Support for members exposed to traumatic stress

TINKER AIR FORCE BASE -- Some groups of people are at high risk for witnessing or being involved in traumatic incidents. These include emergency medical personnel, fire response, security forces, mortuary personnel and active duty members exposed to combat or violence.
   Ordinary people can also be exposed to traumatic events, such as motor vehicle accidents or being a victim of a crime. Even family or close friends of a victim of trauma can be affected. It is important for all of us to be aware of how to cope with traumatic stress in healthy ways.
   The first thing is to realize that within the first three months after a traumatic event, it is completely normal to experience symptoms of grief, depression, irritability, insomnia or just being overly anxious. Again, the symptoms are completely normal within the first three months.
   Symptoms that are not normal must be recognized and identified are symptoms of losing touch with reality (hallucinations, visions or delusions) and suicidal or violent thoughts or plans. People suffering from these symptoms should see or be referred to and evaluated by a mental health professional as soon as possible.
   Unhealthy ways of coping with traumatic stress include alcohol or drug use, isolating oneself from others and participating in risky behavior.
   With the realization and awareness that a variety of symptoms can occur, the next thing to know is how to best cope with these symptoms. The answer to that question is, "Take care of and don't isolate yourself."

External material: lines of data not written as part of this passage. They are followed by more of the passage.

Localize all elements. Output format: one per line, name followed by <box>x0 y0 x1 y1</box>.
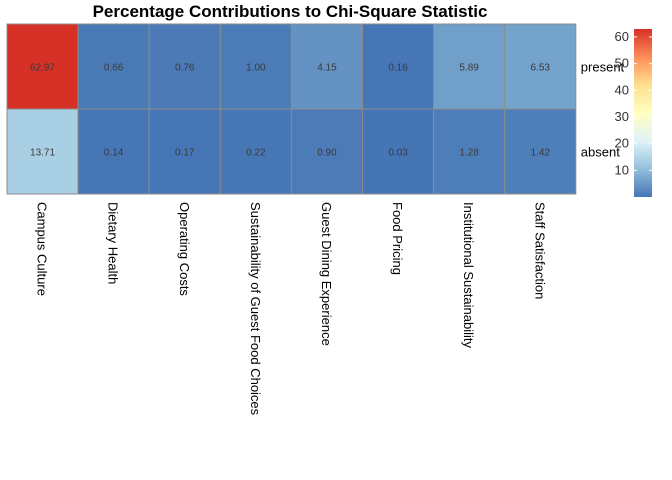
column-labels: Campus Culture Dietary Health Operating Co… <box>35 202 548 416</box>
column-label: Campus Culture <box>35 202 50 296</box>
legend-tick-label: 20 <box>615 136 629 151</box>
heatmap-cell <box>362 23 435 110</box>
column-label: Guest Dining Experience <box>319 202 334 346</box>
row-label: absent <box>581 145 620 160</box>
heatmap-cell <box>6 108 79 195</box>
heatmap-cell <box>148 23 221 110</box>
cell-value-label: 1.00 <box>246 63 266 74</box>
heatmap-cell <box>504 108 577 195</box>
column-label: Institutional Sustainability <box>461 202 476 348</box>
cell-value-label: 0.17 <box>175 148 195 159</box>
cell-value-label: 4.15 <box>317 63 337 74</box>
cell-value-label: 13.71 <box>30 148 55 159</box>
cell-value-label: 1.42 <box>531 148 551 159</box>
cell-value-label: 0.14 <box>104 148 124 159</box>
heatmap-cell <box>362 108 435 195</box>
column-label: Food Pricing <box>390 202 405 275</box>
cell-value-label: 0.90 <box>317 148 337 159</box>
cell-value-label: 62.97 <box>30 63 55 74</box>
heatmap-cell <box>219 23 292 110</box>
heatmap-cell <box>504 23 577 110</box>
row-labels: present absent <box>581 60 625 160</box>
heatmap-cell <box>6 23 79 110</box>
cell-value-label: 0.22 <box>246 148 266 159</box>
cell-value-label: 0.76 <box>175 63 195 74</box>
legend-tick-label: 50 <box>615 56 629 71</box>
column-label: Dietary Health <box>106 202 121 284</box>
legend-colorbar <box>634 29 652 197</box>
chart-title: Percentage Contributions to Chi-Square S… <box>93 2 488 21</box>
legend-tick-label: 30 <box>615 109 629 124</box>
legend-tick-label: 40 <box>615 82 629 97</box>
heatmap-cell <box>77 23 150 110</box>
cell-value-label: 0.16 <box>388 63 408 74</box>
heatmap-cell <box>77 108 150 195</box>
legend-tick-label: 10 <box>615 162 629 177</box>
cell-value-label: 1.28 <box>459 148 479 159</box>
cell-value-label: 6.53 <box>531 63 551 74</box>
column-label: Sustainability of Guest Food Choices <box>248 202 263 416</box>
heatmap-cell <box>290 108 363 195</box>
cell-value-label: 0.03 <box>388 148 408 159</box>
cell-value-label: 0.66 <box>104 63 124 74</box>
cell-value-label: 5.89 <box>459 63 479 74</box>
column-label: Staff Satisfaction <box>532 202 547 299</box>
heatmap-cell <box>219 108 292 195</box>
column-label: Operating Costs <box>177 202 192 296</box>
heatmap-cells: 62.97 0.66 0.76 1.00 4.15 0.16 5.89 6.53 13.71 0.… <box>6 23 577 195</box>
color-legend: 10 20 30 40 50 60 <box>615 29 652 197</box>
row-label: present <box>581 60 625 75</box>
heatmap-cell <box>290 23 363 110</box>
legend-tick-label: 60 <box>615 29 629 44</box>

   Taking care of yourself means just that -- making sure your body is as healthy as it can be. Ways to do this include starting and keeping on an exercise regimen (at least three times per week minimum), adhering to a regular sleep schedule with at least six hours of sleep each night, eating a well balanced diet and scheduling regular enjoyable and relaxing activities.
   In addition, instead of "clamming up" -- staying in and not interacting with others -- it's healthier to keep in contact with loved ones or friends. This serves to decrease a sense of isolation and shame regarding the feelings and emotions being experienced. In addition, this will help to instill a sense of control and mastery over the memories of a traumatic event, with resulting decreased levels of anxiety.
   The Traumatic Stress Response team is a new program which replaced Critical Incident Stress Management. This team is comprised of members from the mental health clinic, chaplains staff, Family Support Center and peer support groups such as fire rescue or security forces.
   The purpose of TSR is to: 1) disseminate information to affected members on how to cope with traumatic stress, 2) consult with commanders and first sergeants over traumatic stress related concerns, and 3) provide educational and support services to affected members. Active duty members are entitled to four sessions (confidential) with any TSR team member for counseling and support.
   For more information regarding the TSR program, call 734-4393.
   In summary, expect to experience a variety of symptoms within the first three months. These symptoms are for the most part going to be normal reactions to abnormal experiences. The most effective way to deal with these symptoms is through establishing healthy habits and avoiding isolation from friends and family. Lastly, the TSR team is here to help assist you in dealing with traumatic stress.